# Data Warehouse Methods

## Cube
The method cube(col1, .., coln) of the DataFrame class can be used to create a multi- dimensional cube for the input DataFrame. On top of which aggregate functions can be computed for each “group”.

## Rollup
The method rollup(col1, .., coln) of the DataFrame class can be used to create a multi- dimensional rollup for the input DataFrame. On top of which aggregate functions can be computed for each “group”.

In [3]:
# Create a Spark Session object
from pyspark.sql import SparkSession
spark = SparkSession.builder.getOrCreate()

# Read purchases.csv and store it in a DataFrame
dfPurchases = spark.read.load("./databases/purchases.csv",format="csv",header=True,inferSchema=True)

dfCube = dfPurchases.cube("userid",'productid').agg({"quantity": "sum"})
dfRollup = dfPurchases.rollup("userid",'productid').agg({"quantity": "sum"})

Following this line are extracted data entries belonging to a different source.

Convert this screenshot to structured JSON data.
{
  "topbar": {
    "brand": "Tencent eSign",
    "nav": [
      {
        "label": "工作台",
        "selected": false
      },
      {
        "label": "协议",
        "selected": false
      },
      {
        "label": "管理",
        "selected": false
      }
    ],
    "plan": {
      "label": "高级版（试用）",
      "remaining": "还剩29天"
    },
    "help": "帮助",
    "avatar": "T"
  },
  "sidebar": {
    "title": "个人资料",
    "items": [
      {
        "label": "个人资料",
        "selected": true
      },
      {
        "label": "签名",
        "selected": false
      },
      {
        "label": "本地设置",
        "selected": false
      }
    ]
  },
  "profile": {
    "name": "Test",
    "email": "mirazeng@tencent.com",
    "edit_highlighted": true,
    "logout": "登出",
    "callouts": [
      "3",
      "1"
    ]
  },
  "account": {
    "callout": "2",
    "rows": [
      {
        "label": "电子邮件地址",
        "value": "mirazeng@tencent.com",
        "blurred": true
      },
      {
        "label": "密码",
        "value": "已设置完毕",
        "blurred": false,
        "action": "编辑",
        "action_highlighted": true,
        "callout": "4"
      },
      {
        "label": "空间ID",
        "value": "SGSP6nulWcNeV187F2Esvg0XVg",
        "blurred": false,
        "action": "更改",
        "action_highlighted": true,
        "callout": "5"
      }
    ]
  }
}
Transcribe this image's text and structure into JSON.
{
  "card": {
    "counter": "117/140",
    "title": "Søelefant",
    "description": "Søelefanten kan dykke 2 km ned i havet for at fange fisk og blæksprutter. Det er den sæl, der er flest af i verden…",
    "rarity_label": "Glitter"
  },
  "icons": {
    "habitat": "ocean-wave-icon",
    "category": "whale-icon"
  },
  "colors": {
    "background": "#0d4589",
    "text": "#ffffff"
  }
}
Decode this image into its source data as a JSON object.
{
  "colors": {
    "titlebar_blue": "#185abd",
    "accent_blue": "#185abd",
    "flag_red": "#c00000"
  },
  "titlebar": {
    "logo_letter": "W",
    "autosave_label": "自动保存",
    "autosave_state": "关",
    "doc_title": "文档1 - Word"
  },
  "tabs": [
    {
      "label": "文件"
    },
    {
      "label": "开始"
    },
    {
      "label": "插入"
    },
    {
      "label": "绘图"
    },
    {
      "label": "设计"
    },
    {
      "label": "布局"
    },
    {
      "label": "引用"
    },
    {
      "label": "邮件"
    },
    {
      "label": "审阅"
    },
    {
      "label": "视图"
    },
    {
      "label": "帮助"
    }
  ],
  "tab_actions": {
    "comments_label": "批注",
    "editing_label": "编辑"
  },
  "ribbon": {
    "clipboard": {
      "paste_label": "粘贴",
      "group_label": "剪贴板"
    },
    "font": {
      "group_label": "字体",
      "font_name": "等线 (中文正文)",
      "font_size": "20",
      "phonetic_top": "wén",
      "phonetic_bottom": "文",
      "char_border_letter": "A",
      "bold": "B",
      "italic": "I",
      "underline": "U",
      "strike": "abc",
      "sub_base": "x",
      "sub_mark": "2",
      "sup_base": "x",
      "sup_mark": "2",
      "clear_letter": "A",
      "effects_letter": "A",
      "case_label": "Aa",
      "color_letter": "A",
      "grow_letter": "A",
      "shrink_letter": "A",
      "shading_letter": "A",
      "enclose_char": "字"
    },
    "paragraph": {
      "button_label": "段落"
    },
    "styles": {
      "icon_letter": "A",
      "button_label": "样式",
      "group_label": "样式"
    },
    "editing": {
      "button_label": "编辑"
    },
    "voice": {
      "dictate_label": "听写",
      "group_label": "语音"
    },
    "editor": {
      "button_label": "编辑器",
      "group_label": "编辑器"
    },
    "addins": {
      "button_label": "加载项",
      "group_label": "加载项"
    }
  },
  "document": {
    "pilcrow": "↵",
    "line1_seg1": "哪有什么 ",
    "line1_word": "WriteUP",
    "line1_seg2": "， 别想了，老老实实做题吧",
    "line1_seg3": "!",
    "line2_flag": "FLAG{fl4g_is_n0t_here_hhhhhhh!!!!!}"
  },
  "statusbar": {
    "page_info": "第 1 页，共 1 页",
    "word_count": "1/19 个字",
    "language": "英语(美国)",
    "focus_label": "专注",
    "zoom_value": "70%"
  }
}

**Cube:** all possible combinations of userId and product

In [4]:
dfCube.collect()

[Row(userid='u1', productid='p1', sum(quantity)=30),
 Row(userid=None, productid=None, sum(quantity)=150),
 Row(userid='u1', productid='p3', sum(quantity)=10),
 Row(userid=None, productid='p2', sum(quantity)=20),
 Row(userid='u2', productid='p3', sum(quantity)=70),
 Row(userid='u1', productid='p2', sum(quantity)=20),
 Row(userid=None, productid='p1', sum(quantity)=50),
 Row(userid=None, productid='p3', sum(quantity)=80),
 Row(userid='u2', productid=None, sum(quantity)=90),
 Row(userid='u1', productid=None, sum(quantity)=60),
 Row(userid='u2', productid='p1', sum(quantity)=20)]

**Rollup:** combinations where the order is important. In this case we do not have userId at null.


In [5]:
dfRollup.collect()

[Row(userid='u1', productid='p1', sum(quantity)=30),
 Row(userid=None, productid=None, sum(quantity)=150),
 Row(userid='u1', productid='p3', sum(quantity)=10),
 Row(userid='u2', productid='p3', sum(quantity)=70),
 Row(userid='u1', productid='p2', sum(quantity)=20),
 Row(userid='u2', productid=None, sum(quantity)=90),
 Row(userid='u1', productid=None, sum(quantity)=60),
 Row(userid='u2', productid='p1', sum(quantity)=20)]

## Set Transformation
Similarly to RDDs also DataFrames can be combined by using set transformations:
 - **df1.union(df2)**, union between dfs, duplicates not removed.
 - **df1.intersect(df2)**, intersection.
 - **df1.subtract(df2)**, remove df2 from df1, computed on the whole record, not only the key. Better anti join.

# Broadcast Join
If you perform a Broadcast join, system will send a small table on the network only one tume, using a broadcast variable. In this way, the system can execute the join operation more efficiently.
Spark SQL automatically implements a broadcast version of the join operation if one of the two input DataFrames is small enough to be stored in the main memory of each executor. 

We can suggest/force it by creating a broadcast version of a DataFrame.

In [None]:
dfPersonLikesBroadcast = dfUidSports.join(broadcast(dfPersons), dfPersons.uid == dfUidSports.uid)

# Explain
The method explain() can be invoked on a DataFrame to print on the standard output the execution plan of the part of the code that is used to compute the content of the DataFrame on which explain() is invoked.

# Caching DataFrames
Another thing, not present on the slides, that is possible to do is caching a DataFrame. If a DF is used more than one time, associated with more than one action, in that case is possible to invoke **.cache()** on the DF.